The BMJ and the British Medical Association (BMA) have launched a campaign to highlight the lack of personal protective equipment (PPE) for healthcare workers on the frontline in the covid-19 outbreak and call for them to be given the appropriate level of protection.
The BMJ’s Editor in Chief, Dr Fiona Godlee said: ‘For healthcare staff on the front line of the covid-19 pandemic, work has suddenly become a frightening place.
‘There is real and justified fear about personal safety, fuelled by a scandalous lack of personal protective equipment.’
The campaign calls for sufficient quality and quantity of PPE to be available in each clinical setting, and will push governments to act to give staff what they need and want to make them feel safe.
UNISON general secretary Dave Prentis has also written to Boris Johnson demanding he takes action to ensure all hospitals, care homes, police forces and council services have the sanitiser, gowns, masks and gloves needed to keep staff safe.
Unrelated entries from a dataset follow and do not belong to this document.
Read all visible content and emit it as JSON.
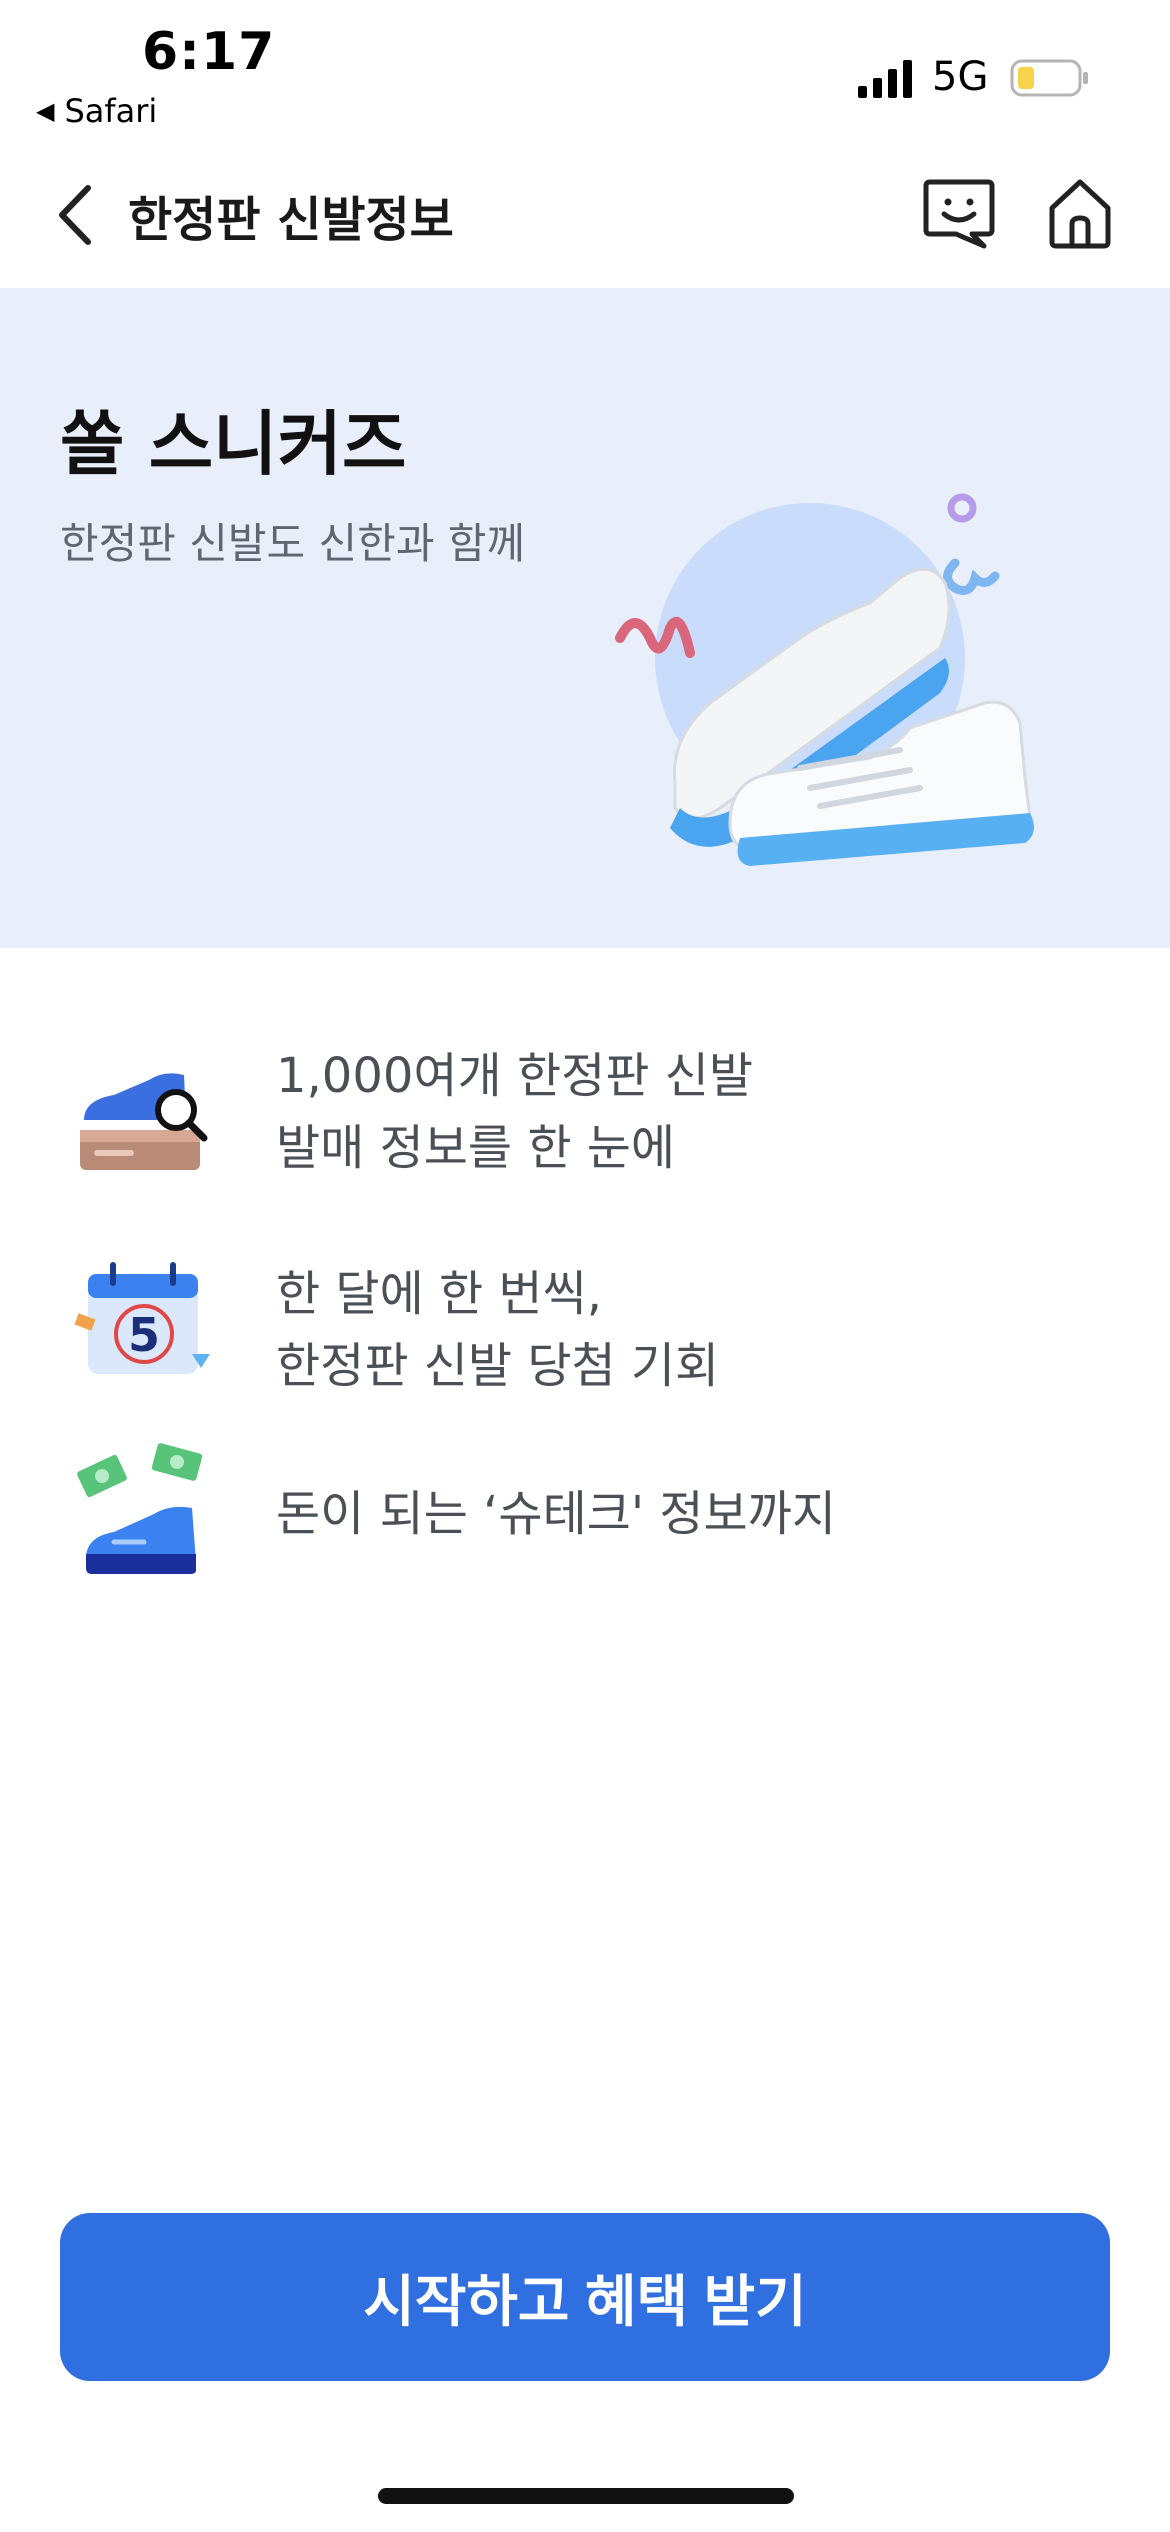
{
  "status_bar": {
    "time": "6:17",
    "back_app": "Safari",
    "network": "5G",
    "battery_color": "#f7d24b"
  },
  "nav": {
    "title": "한정판 신발정보"
  },
  "hero": {
    "title": "쏠 스니커즈",
    "subtitle": "한정판 신발도 신한과 함께",
    "background": "#e8effa"
  },
  "features": [
    {
      "icon": "sneaker-search-icon",
      "text": "1,000여개 한정판 신발\n발매 정보를 한 눈에"
    },
    {
      "icon": "calendar-5-icon",
      "text": "한 달에 한 번씩,\n한정판 신발 당첨 기회"
    },
    {
      "icon": "sneaker-money-icon",
      "text": "돈이 되는 ‘슈테크' 정보까지"
    }
  ],
  "cta": {
    "label": "시작하고 혜택 받기",
    "color": "#2f6fe0"
  }
}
While a support worker, who wished to remain anonymous, told Social Care Today that her employer had failed to provide her team with hand sanitiser and had suggested they buy their own masks from the builders merchant.
The BMJ is inviting readers to share examples of what protection they do or don’t have, as well as stories of what they’ve had to do to source PPE – via social media using the hashtag #properPPE.
UNISON is setting up a hotline to allow public service workers to share their concerns about PPE, so the critical issues can be raised with ministers.